MogDB 排序算子优化

原创 MogDB 2024-08-05

277

可获得性

本特性自MogDB 3.1.0 版本开始引入。

特性简介

该特性通过多种手段提升了排序算子的性能。首先，针对单个列的排序进行了优化，采用了更高效的算法和数据结构，减少了排序所需的计算和存储资源。其次，引入了专门的快速排序函数，这是一种常用且高效的排序算法，能够在平均情况下达到较高的排序性能。此外，还支持增量排序，可以利用已经排好序的部分数据，在新数据到达时快速将其插入到已排序的数据集中。

客户价值

相比传统的比较函数调用方式，快速排序函数能够减少开销，从而提高性能。通常情况下，使用快速排序函数可以获得2%~5%的性能提升。

增量排序法利用索引的有序排列，对其他字段进行增量排序，可以减少排序字段的数量，从而提高性能。根据具体情况不同，这种方法可以带来10~100倍的性能提升。

这两种优化方法都可以在查询和排序操作中使用，以提高性能并减少开销。具体的性能提升幅度会受到数据量、索引设计、查询条件等因素的影响。但总体而言，这些优化方法都是为了提高查询和排序操作的性能，让您的业务能够更加高效地进行数据处理。

特性描述

该特性对单个列的排序进行了优化，通过仅保存一个Datum结构，避免了将元组复制到排序内存中的操作，从而减少了开销。

在MogDB中使用快速排序进行排序时，每种数据类型都有自己的比较函数。为了避免多次调用比较函数的开销，该特性引入了一组新的快排函数。这些函数的比较函数是内联的，这样就可以消除大量的比较函数调用所需的开销，从而提高性能。

此外，该特性还引入了一种增量排序方法，利用索引的有序排列，在此基础上对其他字段进行增量排序，以减少排序字段的数量，从而提高性能。

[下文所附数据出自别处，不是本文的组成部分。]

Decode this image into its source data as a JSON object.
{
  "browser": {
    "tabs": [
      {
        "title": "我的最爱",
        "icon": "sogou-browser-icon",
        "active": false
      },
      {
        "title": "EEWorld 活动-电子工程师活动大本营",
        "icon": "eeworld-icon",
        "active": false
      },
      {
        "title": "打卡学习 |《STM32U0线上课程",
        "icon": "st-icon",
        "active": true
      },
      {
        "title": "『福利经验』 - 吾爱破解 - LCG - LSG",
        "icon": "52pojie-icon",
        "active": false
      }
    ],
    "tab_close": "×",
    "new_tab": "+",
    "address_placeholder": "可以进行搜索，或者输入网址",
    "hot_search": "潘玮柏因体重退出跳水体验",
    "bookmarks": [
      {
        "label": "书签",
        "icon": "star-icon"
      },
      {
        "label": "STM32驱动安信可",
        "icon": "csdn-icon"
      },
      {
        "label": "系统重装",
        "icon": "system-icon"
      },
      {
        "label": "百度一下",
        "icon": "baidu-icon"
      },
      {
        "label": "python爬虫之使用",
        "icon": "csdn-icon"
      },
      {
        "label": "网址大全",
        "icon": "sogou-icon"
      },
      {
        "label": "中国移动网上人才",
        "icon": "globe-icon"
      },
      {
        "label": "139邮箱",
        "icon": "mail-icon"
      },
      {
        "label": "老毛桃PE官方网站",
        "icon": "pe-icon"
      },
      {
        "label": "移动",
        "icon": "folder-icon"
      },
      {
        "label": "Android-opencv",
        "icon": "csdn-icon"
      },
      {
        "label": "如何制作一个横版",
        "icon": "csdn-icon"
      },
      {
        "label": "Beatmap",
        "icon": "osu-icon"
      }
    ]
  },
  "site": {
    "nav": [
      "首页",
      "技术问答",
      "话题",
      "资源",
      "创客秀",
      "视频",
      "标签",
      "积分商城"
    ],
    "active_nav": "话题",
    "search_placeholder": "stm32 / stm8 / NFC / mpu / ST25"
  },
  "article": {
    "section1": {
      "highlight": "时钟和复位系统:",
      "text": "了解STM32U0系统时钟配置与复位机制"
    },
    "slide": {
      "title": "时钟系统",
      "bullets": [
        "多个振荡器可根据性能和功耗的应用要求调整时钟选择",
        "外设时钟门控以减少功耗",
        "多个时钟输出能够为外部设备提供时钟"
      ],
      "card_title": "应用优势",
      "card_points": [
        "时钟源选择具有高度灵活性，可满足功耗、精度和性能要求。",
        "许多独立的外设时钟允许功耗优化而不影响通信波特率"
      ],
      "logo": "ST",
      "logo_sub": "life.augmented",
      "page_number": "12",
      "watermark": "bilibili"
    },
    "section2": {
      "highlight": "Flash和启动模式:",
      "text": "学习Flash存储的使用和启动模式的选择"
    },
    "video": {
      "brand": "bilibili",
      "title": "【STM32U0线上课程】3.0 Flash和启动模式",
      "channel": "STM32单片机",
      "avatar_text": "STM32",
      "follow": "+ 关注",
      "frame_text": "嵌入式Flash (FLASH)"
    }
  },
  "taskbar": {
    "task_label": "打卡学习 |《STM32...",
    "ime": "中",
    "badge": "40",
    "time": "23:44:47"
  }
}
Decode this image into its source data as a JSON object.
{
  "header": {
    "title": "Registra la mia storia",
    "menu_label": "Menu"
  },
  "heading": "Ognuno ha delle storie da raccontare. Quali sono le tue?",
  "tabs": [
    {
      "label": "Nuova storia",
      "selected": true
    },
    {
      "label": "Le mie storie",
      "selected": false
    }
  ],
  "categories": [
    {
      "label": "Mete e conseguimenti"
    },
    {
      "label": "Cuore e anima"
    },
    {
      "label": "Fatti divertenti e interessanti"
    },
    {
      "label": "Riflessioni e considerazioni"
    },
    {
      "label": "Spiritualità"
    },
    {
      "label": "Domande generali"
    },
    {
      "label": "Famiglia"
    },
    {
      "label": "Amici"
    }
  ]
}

这些优化措施都非常有助于提高排序操作的性能，减少了开销，让排序更加高效和快速。

特性约束

只支持如下类型的排序且不能是ORDER BY LIMIT的方式：整数，date，timestamp，uuid，text，varchar，char

示例

创建表，插入数据，开启增量排序功能。

 -- 创建表，插入测试数据
 drop table if exists MogDB_incresort_1;
 create table MogDB_incresort_1 (id int, pname name, match text);
 
 create index on MogDB_incresort_1(id);
 
 insert into MogDB_incresort_1
 values (
         generate_series(1, 20000),
         'player# ' || generate_series(1, 20000),
         'match# ' || generate_series(1, 11)
     );
 
 vacuum analyze MogDB_incresort_1;
 
 -- 打开增量排序功能
 set enable_incremental_sort = on;

增量排序算子一般会在部分有序且存在 LIMIT 的场景生成，比如 Index Scan + LIMIT 的场景。

 -- 利用索引扫描增量排序
 MogDB=# explain (costs off) select id, pname from MogDB_incresort_1 where id < 20 order by id, pname limit 20;
                                  QUERY PLAN
 ----------------------------------------------------------------------------
  Limit
    ->  Incremental Sort
          Sort Key: id, pname
          Presorted Key: id
          ->  Index Scan using mogdb_incresort_1_id_idx on mogdb_incresort_1
                Index Cond: (id < 20)
 (6 rows)

将步骤2的索引扫描替换成有序的子查询也可以进行增量排序。

 -- 利用有序的子查询增量排序
  MogDB=# explain (costs off)
 select players.pname,
     random() as lottery_number
 from (
         select distinct pname
         from MogDB_incresort_1
         group by pname
         order by pname
     ) as players
 order by players.pname,
     lottery_number
 limit 20;
                               QUERY PLAN
 -----------------------------------------------------------------------
  Limit
    ->  Incremental Sort
          Sort Key: players.pname, (random())
          Presorted Key: players.pname
          ->  Subquery Scan on players
                ->  Unique
                      ->  Sort
                            Sort Key: mogdb_incresort_1.pname
                            ->  HashAggregate
                                  Group By Key: mogdb_incresort_1.pname
                                  ->  Seq Scan on mogdb_incresort_1
 (11 rows)